“It is but little we know, indeed,” replied Kenneth. “It seems but yesterday that yon sea was almost as busy as a thronged city, with a hundred vessels following the shoals, and then crowding homewards with a full cargo; and now this year and last, not a boat has gone out, not a gleam of sun, not a blink of moonlight has been upon the sea; and as to the land, it is more changed still. Where the barley-fields were as green as a rich pasture three years ago, there are only a few straggling blades, just enough to tempt a man with thoughts of what a harvest is. This is a change we little feared to see.”

“And yet,” said Ella, “many did foresee, and all might have foreseen. When was there ever a time that the seasons did not change? Here we have been too slow to learn God’s will. We knew that the same storms that took away our occupation must cut off our harvest; we knew that such stormy seasons come from time to time; and yet we acted as if we were promised plenty for ever. Our children look up to us for food, because we have given them no warning that it should cease; and they are right. But if we look up to God in the same manner we are wrong; for the warning was given long ago.”

“I have heard uncle Ronald speak of it,” replied Kenneth. “He has often feared that scarcity would come; but he told me that father, and widow Cuthbert, and the Duffs, would never be taken by surprise.”

“If it had not been for our savings,” replied Ella, “we should have had worse things to undergo than may be in store for us. Instead of trembling for Jamie, I might have been mourning the half of my children. Instead of grieving to see you wasting, Kenneth—how thin ye are grown!—I might have been——” She stopped.

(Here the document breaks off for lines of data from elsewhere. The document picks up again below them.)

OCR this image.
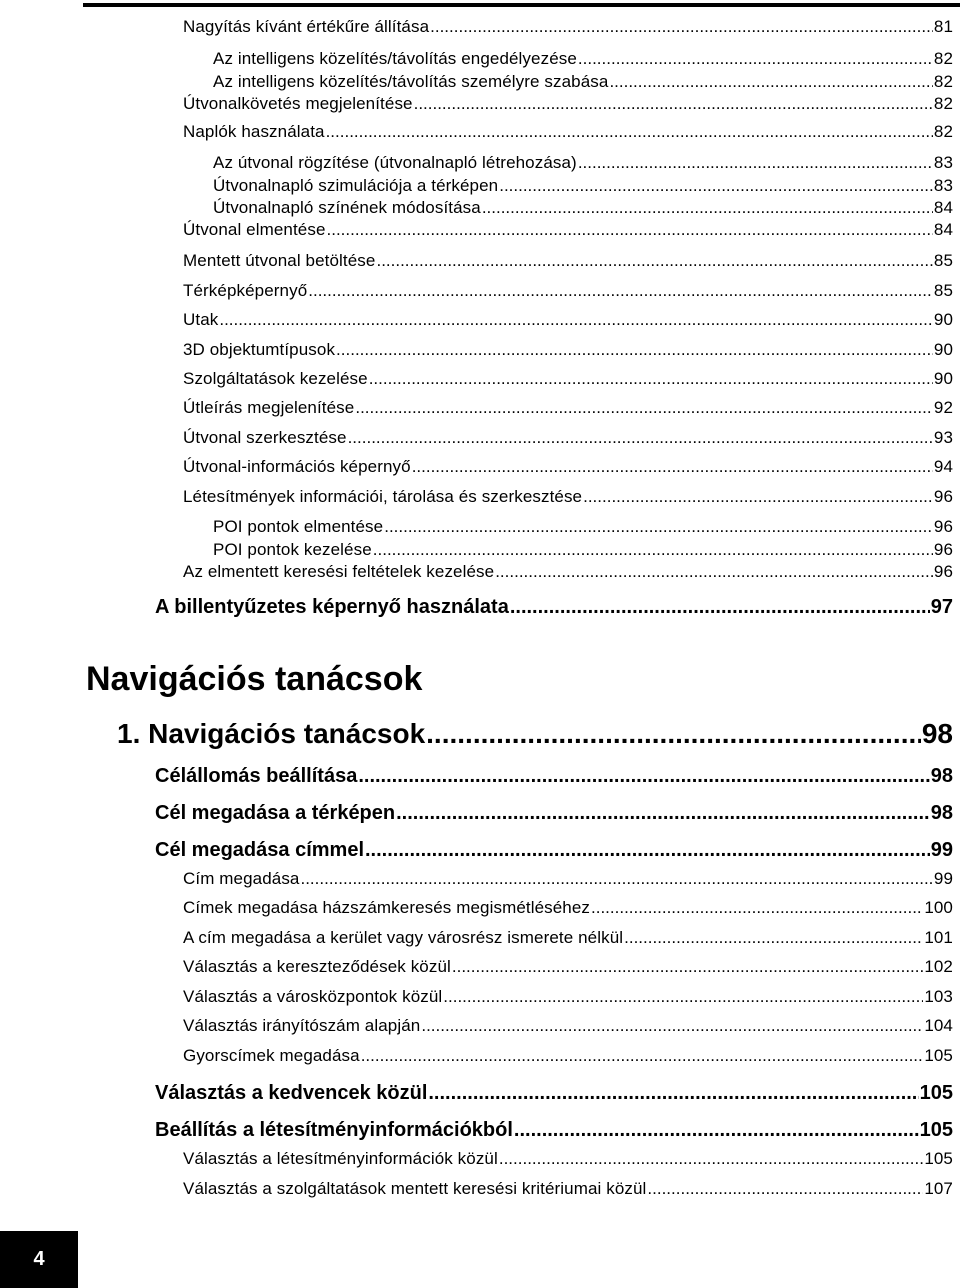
Nagyítás kívánt értékűre állítása .....	81
Az intelligens közelítés/távolítás engedélyezése .....	82
Az intelligens közelítés/távolítás személyre szabása .....	82
Útvonalkövetés megjelenítése .....	82
Naplók használata .....	82
Az útvonal rögzítése (útvonalnapló létrehozása) .....	83
Útvonalnapló szimulációja a térképen .....	83
Útvonalnapló színének módosítása .....	84
Útvonal elmentése .....	84
Mentett útvonal betöltése .....	85
Térképképernyő .....	85
Utak .....	90
3D objektumtípusok .....	90
Szolgáltatások kezelése .....	90
Útleírás megjelenítése .....	92
Útvonal szerkesztése .....	93
Útvonal-információs képernyő .....	94
Létesítmények információi, tárolása és szerkesztése .....	96
POI pontok elmentése .....	96
POI pontok kezelése .....	96
Az elmentett keresési feltételek kezelése .....	96
A billentyűzetes képernyő használata .....	97
Navigációs tanácsok
1. Navigációs tanácsok .....	98
Célállomás beállítása .....	98
Cél megadása a térképen .....	98
Cél megadása címmel .....	99
Cím megadása .....	99
Címek megadása házszámkeresés megismétléséhez .....	100
A cím megadása a kerület vagy városrész ismerete nélkül .....	101
Választás a kereszteződések közül .....	102
Választás a városközpontok közül .....	103
Választás irányítószám alapján .....	104
Gyorscímek megadása .....	105
Választás a kedvencek közül .....	105
Beállítás a létesítményinformációkból .....	105
Választás a létesítményinformációk közül .....	105
Választás a szolgáltatások mentett keresési kritériumai közül .....	107
4
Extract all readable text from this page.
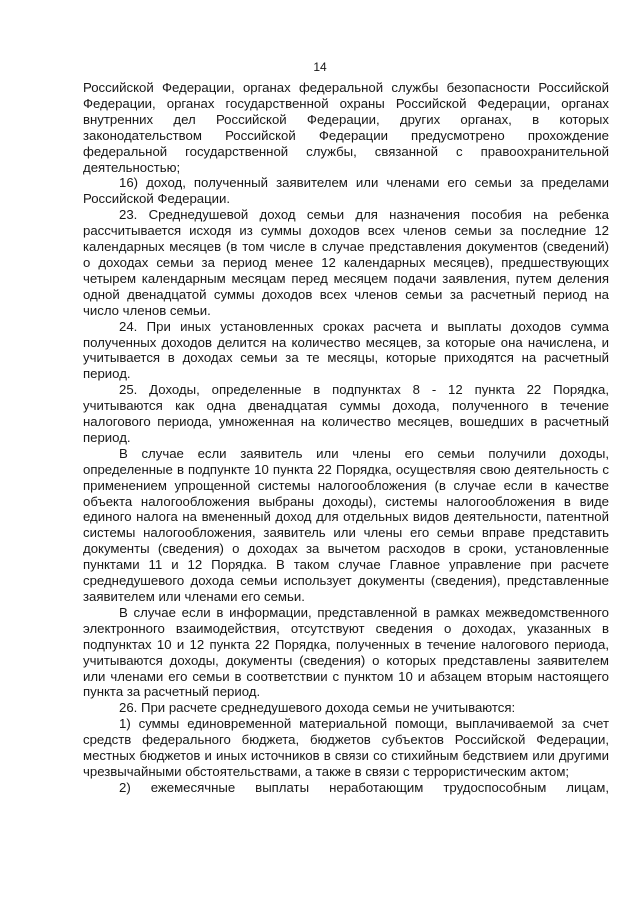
14

Российской Федерации, органах федеральной службы безопасности Российской Федерации, органах государственной охраны Российской Федерации, органах внутренних дел Российской Федерации, других органах, в которых законодательством Российской Федерации предусмотрено прохождение федеральной государственной службы, связанной с правоохранительной деятельностью;

16) доход, полученный заявителем или членами его семьи за пределами Российской Федерации.

23. Среднедушевой доход семьи для назначения пособия на ребенка рассчитывается исходя из суммы доходов всех членов семьи за последние 12 календарных месяцев (в том числе в случае представления документов (сведений) о доходах семьи за период менее 12 календарных месяцев), предшествующих четырем календарным месяцам перед месяцем подачи заявления, путем деления одной двенадцатой суммы доходов всех членов семьи за расчетный период на число членов семьи.

24. При иных установленных сроках расчета и выплаты доходов сумма полученных доходов делится на количество месяцев, за которые она начислена, и учитывается в доходах семьи за те месяцы, которые приходятся на расчетный период.

25. Доходы, определенные в подпунктах 8 - 12 пункта 22 Порядка, учитываются как одна двенадцатая суммы дохода, полученного в течение налогового периода, умноженная на количество месяцев, вошедших в расчетный период.

В случае если заявитель или члены его семьи получили доходы, определенные в подпункте 10 пункта 22 Порядка, осуществляя свою деятельность с применением упрощенной системы налогообложения (в случае если в качестве объекта налогообложения выбраны доходы), системы налогообложения в виде единого налога на вмененный доход для отдельных видов деятельности, патентной системы налогообложения, заявитель или члены его семьи вправе представить документы (сведения) о доходах за вычетом расходов в сроки, установленные пунктами 11 и 12 Порядка. В таком случае Главное управление при расчете среднедушевого дохода семьи использует документы (сведения), представленные заявителем или членами его семьи.

В случае если в информации, представленной в рамках межведомственного электронного взаимодействия, отсутствуют сведения о доходах, указанных в подпунктах 10 и 12 пункта 22 Порядка, полученных в течение налогового периода, учитываются доходы, документы (сведения) о которых представлены заявителем или членами его семьи в соответствии с пунктом 10 и абзацем вторым настоящего пункта за расчетный период.

26. При расчете среднедушевого дохода семьи не учитываются:

1) суммы единовременной материальной помощи, выплачиваемой за счет средств федерального бюджета, бюджетов субъектов Российской Федерации, местных бюджетов и иных источников в связи со стихийным бедствием или другими чрезвычайными обстоятельствами, а также в связи с террористическим актом;

2) ежемесячные выплаты неработающим трудоспособным лицам,
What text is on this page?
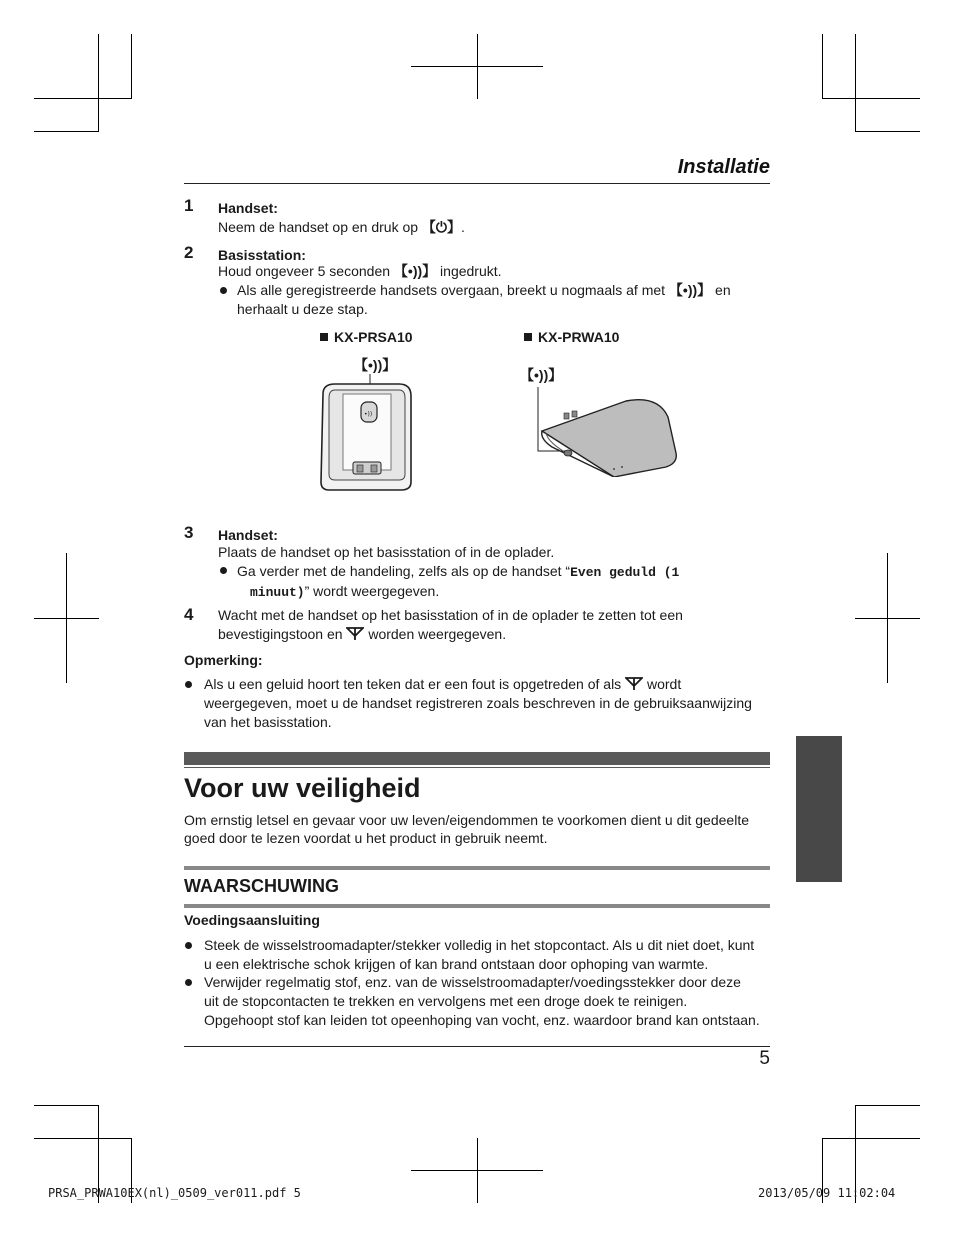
Installatie
1 Handset:
Neem de handset op en druk op 【⏻】.
2 Basisstation:
Houd ongeveer 5 seconden 【•))】 ingedrukt.
Als alle geregistreerde handsets overgaan, breekt u nogmaals af met 【•))】 en
herhaalt u deze stap.
KX-PRSA10
【•))】
•))
KX-PRWA10
【•))】
3 Handset:
Plaats de handset op het basisstation of in de oplader.
Ga verder met de handeling, zelfs als op de handset “Even geduld (1
minuut)” wordt weergegeven.
4 Wacht met de handset op het basisstation of in de oplader te zetten tot een
bevestigingstoon en  worden weergegeven.
Opmerking:
Als u een geluid hoort ten teken dat er een fout is opgetreden of als  wordt
weergegeven, moet u de handset registreren zoals beschreven in de gebruiksaanwijzing
van het basisstation.
Voor uw veiligheid
Om ernstig letsel en gevaar voor uw leven/eigendommen te voorkomen dient u dit gedeelte
goed door te lezen voordat u het product in gebruik neemt.
WAARSCHUWING
Voedingsaansluiting
Steek de wisselstroomadapter/stekker volledig in het stopcontact. Als u dit niet doet, kunt
u een elektrische schok krijgen of kan brand ontstaan door ophoping van warmte.
Verwijder regelmatig stof, enz. van de wisselstroomadapter/voedingsstekker door deze
uit de stopcontacten te trekken en vervolgens met een droge doek te reinigen.
Opgehoopt stof kan leiden tot opeenhoping van vocht, enz. waardoor brand kan ontstaan.
5
PRSA_PRWA10EX(nl)_0509_ver011.pdf 5	2013/05/09 11:02:04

“If I am thin, mother,” Kenneth replied, “it is with care; and my care is that I can do nothing for bread for myself and you.”

“I will take you at your word,” replied his mother, with a smile. “We will try whether you will grow stouter for your conscience being at rest. But, mind, it shall be but a moderate trial, and I will share it with you.”

Kenneth looked eagerly to his mother for an explanation of what was in her mind. Ella told him that there was positively no more grain to be bought before harvest. Farmer Duff had very wisely kept back enough for seed-corn, in case of the crop failing utterly, and had very reasonably laid up a sufficient store for his own household; and none was now left over. Ella’s remaining store was not sufficient to afford even a stinted allowance to the whole family for the three months still to come; and she now, therefore, proposed that neither she nor her son should touch barley or oatmeal, but give up their share to the younger and tenderer members of the family.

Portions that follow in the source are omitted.